A key factor that enabled a description of the circulation was the then-recent discovery of the equatorial undercurrent (EUC; Cromwell et al., 1954; also see McPhaden, 1986 and Montgomery, 1959 for historical overviews). By the time Wyrtki wrote his summary papers in the early 1960s, several expeditions had confirmed and added detail to Cromwell's discovery (Knauss, 1960), and it was obvious that the large eastward transport of the EUC must play a major role in the mass balance of the eastern Pacific. Previously, it had been hard to account for the westward growth of the SEC, which is much larger than the Humboldt Current that apparently fed it. Knauss (1960) estimated the EUC transport at 39 Sv, and Wyrtki (1966) drew a schematic circulation (reproduced here as Fig. 5a), in which about 20 Sv of EUC water went into the SEC near the Galapagos. However, though realizing that substantial EUC water must feed the SEC, Wyrtki (1966) thought that a large upwelling transport was impossible, commenting "the amount of water upwelled along the equator certainly does not exceed a few 10 cm/s [Sv], otherwise the thermal structure would break down". Therefore, he postulated that the EUC water must move into the lower levels of the SEC without rising to the surface.

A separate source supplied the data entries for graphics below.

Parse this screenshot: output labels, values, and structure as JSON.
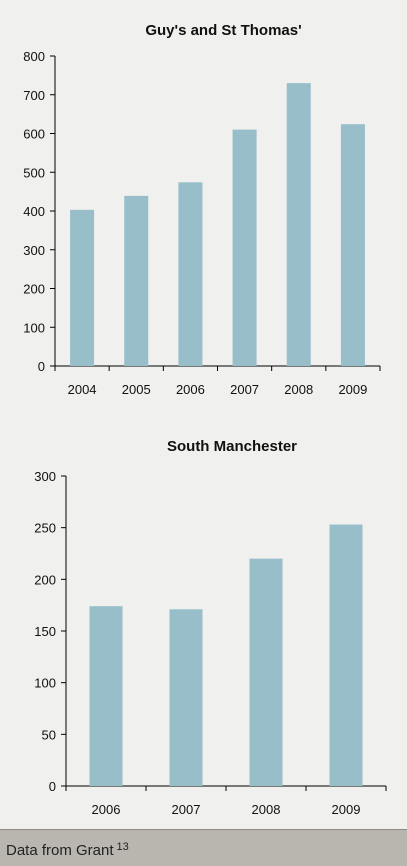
{
  "chart_data": [
    {
      "type": "bar",
      "title": "Guy's and St Thomas'",
      "categories": [
        "2004",
        "2005",
        "2006",
        "2007",
        "2008",
        "2009"
      ],
      "values": [
        403,
        439,
        474,
        610,
        730,
        624
      ],
      "ylim": [
        0,
        800
      ],
      "yticks": [
        0,
        100,
        200,
        300,
        400,
        500,
        600,
        700,
        800
      ],
      "grid": false,
      "bar_color": "#97bec9"
    },
    {
      "type": "bar",
      "title": "South Manchester",
      "categories": [
        "2006",
        "2007",
        "2008",
        "2009"
      ],
      "values": [
        174,
        171,
        220,
        253
      ],
      "ylim": [
        0,
        300
      ],
      "yticks": [
        0,
        50,
        100,
        150,
        200,
        250,
        300
      ],
      "grid": false,
      "bar_color": "#97bec9"
    }
  ],
  "footer": {
    "text": "Data from Grant",
    "superscript": "13"
  }
}
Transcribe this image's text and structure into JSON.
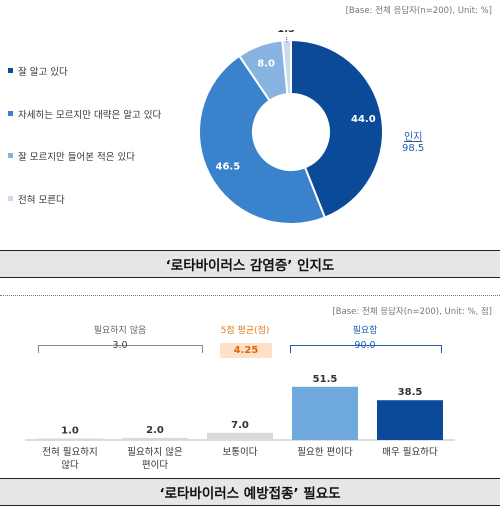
{
  "top": {
    "base_note": "[Base: 전체 응답자(n=200), Unit: %]",
    "caption": "‘로타바이러스 감염증’   인지도",
    "awareness_label": "인지",
    "awareness_value": "98.5"
  },
  "bottom": {
    "base_note": "[Base: 전체 응답자(n=200), Unit: %, 점]",
    "caption": "‘로타바이러스 예방접종’   필요도",
    "not_needed_label": "필요하지 않음",
    "not_needed_value": "3.0",
    "avg_label": "5점 평균(점)",
    "avg_value": "4.25",
    "needed_label": "필요함",
    "needed_value": "90.0"
  },
  "chart_data": [
    {
      "type": "pie",
      "title": "‘로타바이러스 감염증’ 인지도",
      "categories": [
        "잘 알고 있다",
        "자세히는 모르지만 대략은 알고 있다",
        "잘 모르지만 들어본 적은 있다",
        "전혀 모른다"
      ],
      "values": [
        44.0,
        46.5,
        8.0,
        1.5
      ],
      "value_labels": [
        "44.0",
        "46.5",
        "8.0",
        "1.5"
      ],
      "colors": [
        "#0b4a99",
        "#3b82cc",
        "#86b3df",
        "#c9dcef"
      ],
      "donut": true,
      "legend_position": "left"
    },
    {
      "type": "bar",
      "title": "‘로타바이러스 예방접종’ 필요도",
      "categories": [
        "전혀 필요하지 않다",
        "필요하지 않은 편이다",
        "보통이다",
        "필요한 편이다",
        "매우 필요하다"
      ],
      "values": [
        1.0,
        2.0,
        7.0,
        51.5,
        38.5
      ],
      "value_labels": [
        "1.0",
        "2.0",
        "7.0",
        "51.5",
        "38.5"
      ],
      "colors": [
        "#d9d9d9",
        "#d9d9d9",
        "#d9d9d9",
        "#6fa8dc",
        "#0b4a99"
      ],
      "ylim": [
        0,
        60
      ]
    }
  ],
  "colors": {
    "caption_bg": "#e6e6e6",
    "awareness_text": "#1f5fae",
    "needed_text": "#1f5fae",
    "avg_text": "#d46a10",
    "avg_bg": "#fde0c8"
  }
}
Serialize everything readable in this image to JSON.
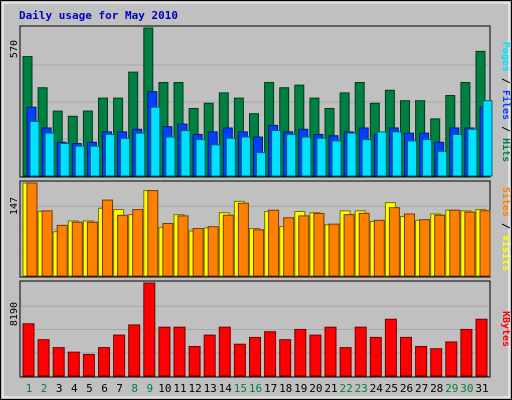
{
  "chart_data": {
    "type": "bar",
    "title": "Daily usage for May 2010",
    "categories": [
      "1",
      "2",
      "3",
      "4",
      "5",
      "6",
      "7",
      "8",
      "9",
      "10",
      "11",
      "12",
      "13",
      "14",
      "15",
      "16",
      "17",
      "18",
      "19",
      "20",
      "21",
      "22",
      "23",
      "24",
      "25",
      "26",
      "27",
      "28",
      "29",
      "30",
      "31"
    ],
    "weekend_days": [
      "1",
      "2",
      "8",
      "9",
      "15",
      "16",
      "22",
      "23",
      "29",
      "30"
    ],
    "panels": [
      {
        "name": "Pages / Files / Hits",
        "ymax_label": "570",
        "ylim": [
          0,
          570
        ],
        "ylabel_parts": [
          "Pages",
          "Files",
          "Hits"
        ],
        "series": [
          {
            "name": "Hits",
            "color": "#008040",
            "values": [
              460,
              340,
              250,
              230,
              250,
              300,
              300,
              400,
              570,
              360,
              360,
              260,
              280,
              320,
              300,
              240,
              360,
              340,
              350,
              300,
              260,
              320,
              360,
              280,
              330,
              290,
              290,
              220,
              310,
              360,
              480
            ]
          },
          {
            "name": "Files",
            "color": "#0040ff",
            "values": [
              265,
              185,
              130,
              125,
              130,
              170,
              170,
              180,
              325,
              190,
              200,
              160,
              170,
              185,
              170,
              150,
              195,
              170,
              180,
              160,
              155,
              170,
              185,
              160,
              185,
              165,
              165,
              130,
              185,
              185,
              265
            ]
          },
          {
            "name": "Pages",
            "color": "#00e0ff",
            "values": [
              210,
              165,
              125,
              115,
              115,
              160,
              145,
              165,
              265,
              150,
              175,
              140,
              120,
              145,
              150,
              90,
              175,
              160,
              150,
              145,
              135,
              165,
              140,
              170,
              170,
              135,
              140,
              95,
              160,
              180,
              290
            ]
          }
        ]
      },
      {
        "name": "Sites / Visits",
        "ymax_label": "147",
        "ylim": [
          0,
          147
        ],
        "ylabel_parts": [
          "Sites",
          "Visits"
        ],
        "series": [
          {
            "name": "Visits",
            "color": "#ffff00",
            "values": [
              147,
              102,
              70,
              87,
              87,
              107,
              105,
              97,
              135,
              77,
              97,
              71,
              76,
              100,
              118,
              75,
              102,
              78,
              102,
              100,
              81,
              103,
              103,
              86,
              116,
              94,
              88,
              98,
              104,
              103,
              105
            ]
          },
          {
            "name": "Sites",
            "color": "#ff8000",
            "values": [
              147,
              103,
              80,
              85,
              85,
              120,
              96,
              105,
              135,
              83,
              95,
              75,
              78,
              96,
              115,
              73,
              104,
              92,
              95,
              99,
              82,
              97,
              99,
              88,
              108,
              98,
              89,
              96,
              104,
              101,
              103
            ]
          }
        ]
      },
      {
        "name": "KBytes",
        "ymax_label": "8190",
        "ylim": [
          0,
          8190
        ],
        "ylabel_parts": [
          "KBytes"
        ],
        "series": [
          {
            "name": "KBytes",
            "color": "#ff0000",
            "values": [
              4600,
              3200,
              2500,
              2100,
              1900,
              2500,
              3600,
              4500,
              8190,
              4300,
              4300,
              2600,
              3600,
              4300,
              2800,
              3400,
              3900,
              3200,
              4100,
              3600,
              4300,
              2500,
              4300,
              3400,
              5000,
              3400,
              2600,
              2400,
              3000,
              4100,
              5000
            ]
          }
        ]
      }
    ]
  }
}
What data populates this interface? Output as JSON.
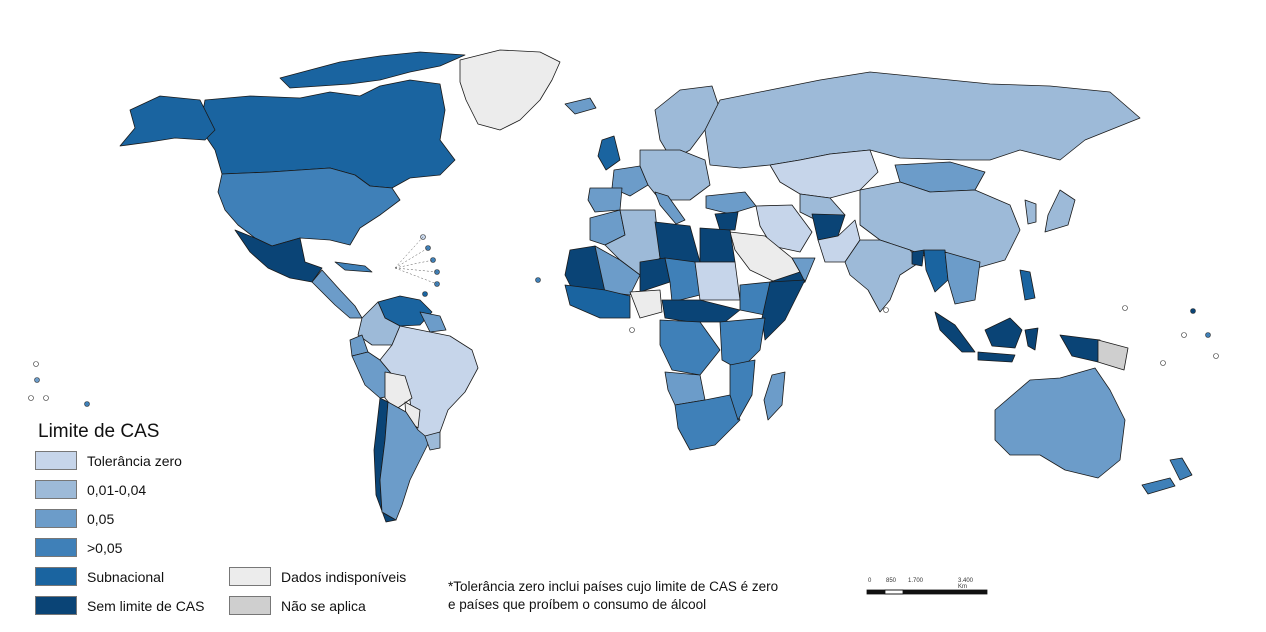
{
  "legend": {
    "title": "Limite de CAS",
    "items": [
      {
        "label": "Tolerância zero",
        "color": "#c6d5ea"
      },
      {
        "label": "0,01-0,04",
        "color": "#9dbad8"
      },
      {
        "label": "0,05",
        "color": "#6c9cc9"
      },
      {
        "label": ">0,05",
        "color": "#3f80b8"
      },
      {
        "label": "Subnacional",
        "color": "#1a64a0"
      },
      {
        "label": "Sem limite de CAS",
        "color": "#0a4476"
      },
      {
        "label": "Dados indisponíveis",
        "color": "#ececec"
      },
      {
        "label": "Não se aplica",
        "color": "#cfcfcf"
      }
    ]
  },
  "note": {
    "line1": "*Tolerância zero inclui países cujo limite de CAS é zero",
    "line2": "e países que proíbem o consumo de álcool"
  },
  "scale": {
    "labels": [
      "0",
      "850",
      "1.700",
      "3.400 Km"
    ]
  }
}
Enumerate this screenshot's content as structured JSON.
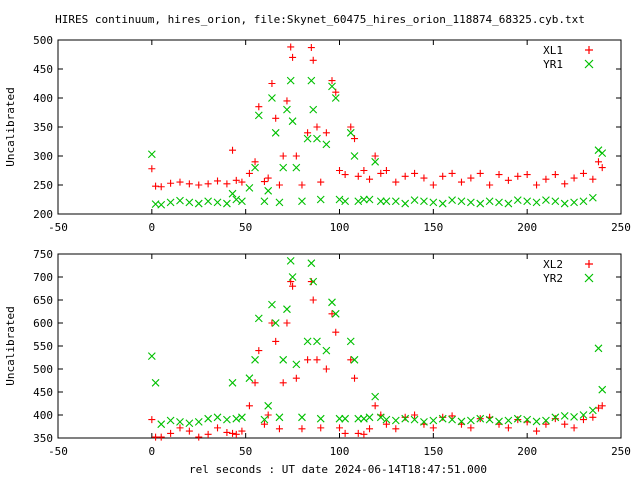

Wyrtki corrected himself 15 years later with a since-confirmed estimate of 50 Sv of upwelling over 170–100°W, based on the meridional divergence of Ekman and geostrophic transports (Wyrtki, 1981). A remaining item of confusion that was not cleared up until much later concerned the spreading of isotherms about the EUC (Fig. 6 and Section 4). It was thought at the time that this spreading must be a signature of vertical mixing, which seemed reasonable in such a strong current. However, turbulence measurements beginning with Gregg (1976) showed that mixing is in fact very weak at the EUC core; instead being strong in the stratified region above the current where it serves to maintain the balance between large upwelling transport and downward heat flux (see Gregg, 1998 for a review of the turbulence observations, and Fiedler and Talley, 2006 for a description of the EUC hydrography).
Fig. 5. Schematic three-dimensional circulation in the eastern tropical Pacific. (a) After Wyrtki (1966). (b) The circulation based on modern data. The legend at the right lists the names of currents and features referred to in the text. Several question marks indicate regions where the interconnections among the currents remain unknown (see text).
Fig. 6. Mean meridional sections of temperature (white contours) and zonal current (color shading, where red is eastward and blue westward; cm s) at the three longitudes listed in the lower right corner of each panel. At 125°W and 110°W, directly measured currents are shown within ±8° latitude (see Appendix C.1); elsewhere the currents are geostrophic.